My first real memories are from summer 1946 when my mother, my sister Jane and I went for three months to Denmark, where our father was engaged in mine-sweeping in the Baltic. I remember him coming back from winning a delightful little furry toy monkey at the Tivoli. I had a bear which I called Shoobear, though the name Schubert meant nothing to me, which somehow got lost during all those packings-up and journeys, much to my grief. I loved Southsea and Portsmouth, especially after I learnt to ride a bike when I was 5 and basically could go anywhere I wanted. I rode a bike to the little school I went to in Marmion Road, run by a lovely elderly lady called Miss Merrill, who had a sister with whom she lived in a basement flat nearer the Ladies’ Mile. On one occasion when I was riding home and nearing the Kings Theatre stage door, the handlebars came off in my hands, and of course both I and the bike fell over into the gutter.
I did not like leaving Portsmouth to go and live on the edge of fields in Sussex. It meant giving up my ballet class when I was getting somewhere. It meant no theatre down the road, and no beaches, stony or sandy. A child’s freedom and innocence and interest are irreplaceable.
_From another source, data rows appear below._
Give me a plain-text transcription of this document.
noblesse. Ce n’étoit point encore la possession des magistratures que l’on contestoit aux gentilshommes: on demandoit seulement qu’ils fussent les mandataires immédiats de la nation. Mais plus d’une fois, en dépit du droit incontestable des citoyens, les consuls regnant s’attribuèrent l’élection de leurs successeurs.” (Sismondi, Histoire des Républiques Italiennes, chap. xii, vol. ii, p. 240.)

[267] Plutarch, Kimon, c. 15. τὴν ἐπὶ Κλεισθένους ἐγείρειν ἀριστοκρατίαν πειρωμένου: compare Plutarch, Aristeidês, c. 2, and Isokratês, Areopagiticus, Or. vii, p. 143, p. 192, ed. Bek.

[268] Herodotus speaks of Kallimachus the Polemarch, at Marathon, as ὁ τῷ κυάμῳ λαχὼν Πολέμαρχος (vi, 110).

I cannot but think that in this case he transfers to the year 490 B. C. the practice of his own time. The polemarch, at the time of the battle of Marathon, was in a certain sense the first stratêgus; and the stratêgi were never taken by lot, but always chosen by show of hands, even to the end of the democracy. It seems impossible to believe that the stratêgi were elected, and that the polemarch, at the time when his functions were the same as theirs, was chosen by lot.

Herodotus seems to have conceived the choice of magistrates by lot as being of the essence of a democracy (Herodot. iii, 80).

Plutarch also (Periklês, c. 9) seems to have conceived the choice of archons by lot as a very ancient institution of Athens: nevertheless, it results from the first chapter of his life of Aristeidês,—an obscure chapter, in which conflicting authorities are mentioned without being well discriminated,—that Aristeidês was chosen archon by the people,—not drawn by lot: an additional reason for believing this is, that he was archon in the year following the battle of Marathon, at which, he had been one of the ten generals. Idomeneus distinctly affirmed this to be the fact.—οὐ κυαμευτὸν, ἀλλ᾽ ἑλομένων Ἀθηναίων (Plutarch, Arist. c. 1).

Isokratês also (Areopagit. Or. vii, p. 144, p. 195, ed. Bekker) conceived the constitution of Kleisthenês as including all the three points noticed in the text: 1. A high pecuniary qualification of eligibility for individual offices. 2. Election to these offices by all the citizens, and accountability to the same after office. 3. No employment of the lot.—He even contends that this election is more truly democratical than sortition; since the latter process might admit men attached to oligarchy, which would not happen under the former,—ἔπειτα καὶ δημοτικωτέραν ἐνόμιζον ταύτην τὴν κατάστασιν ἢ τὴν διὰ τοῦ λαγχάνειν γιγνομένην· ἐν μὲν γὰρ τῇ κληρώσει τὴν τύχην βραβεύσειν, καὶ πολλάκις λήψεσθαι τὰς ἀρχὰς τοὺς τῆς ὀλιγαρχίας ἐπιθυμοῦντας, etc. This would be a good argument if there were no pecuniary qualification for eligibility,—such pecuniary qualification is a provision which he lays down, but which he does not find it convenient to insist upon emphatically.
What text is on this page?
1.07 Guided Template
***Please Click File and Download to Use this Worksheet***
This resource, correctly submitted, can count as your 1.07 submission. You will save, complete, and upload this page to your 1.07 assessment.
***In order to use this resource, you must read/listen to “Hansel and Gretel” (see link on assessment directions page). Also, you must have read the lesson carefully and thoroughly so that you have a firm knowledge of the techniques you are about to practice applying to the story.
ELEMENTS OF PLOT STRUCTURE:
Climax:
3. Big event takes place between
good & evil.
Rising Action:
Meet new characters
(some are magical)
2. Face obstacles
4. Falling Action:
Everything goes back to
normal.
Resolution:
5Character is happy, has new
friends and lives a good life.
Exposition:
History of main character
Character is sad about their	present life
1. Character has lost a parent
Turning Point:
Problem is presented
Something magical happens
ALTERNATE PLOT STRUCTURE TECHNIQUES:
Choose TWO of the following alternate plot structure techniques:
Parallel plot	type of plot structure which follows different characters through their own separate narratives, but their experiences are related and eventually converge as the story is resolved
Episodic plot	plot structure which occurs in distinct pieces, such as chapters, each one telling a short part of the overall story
From when I was 4 there had been a succession of work-permit girls living in a little bedroom next to the kitchen in our flat, helping Mum. The first, Lydie Ehretsmann from Thann in Alsace, spoke no English when she arrived, aged 17. My parents kept up with all of them, and Lydie told me on one of my many visits to her in retirement from being infirmière at the Hôtel Georges V in Paris that she had come to England because she was so furious at having to take her Baccalauréat in French after years of being taught in German during the Nazi occupation: it seemed so unjust to her. She wanted to be a doctor but ended up as a nurse because of that. The other girls were all from Burgdorf in Switzerland and had all been at the same girls’ school there. The last, Martha Brechbühl, turned 90 on March 3. Her father had been caretaker of the school and the whole family (eight children) had lived in the basement of the school, and slept in the attic together in the 1930s. There was an outside loo and a bath in the kitchen.
Martha was in the Salvation Army and never married. She worked in Burgdorf as PA to the man who ran the forests of the Bern canton. My younger brother Francis was her baby whom she took on the back of her bike to the Salvation Army meeting over in Westbourne, after we moved to Emsworth. There were 25 relatives at the lunch celebrating her 90th birthday, many nieces and nephews, and Francis’s and my attendance was kept secret. I had reconnected with Martha in 1991 when I was researching my opera book, which involved an interview in Basel with a wonderful opera director called Herbert Wernicke. She has been to many operas in Bern with me. She has told me on more than one occasion that the 18 months she spent with my family were the happiest time of her life. That seems incredible to me. But Martha, like Susy and Dora and Lydie, were crucial figures in my childhood. I used to dream about having two mothers. I never felt insecure or depressed for long in my life. A world where women must do a job for a family to survive financially is not a world made for children.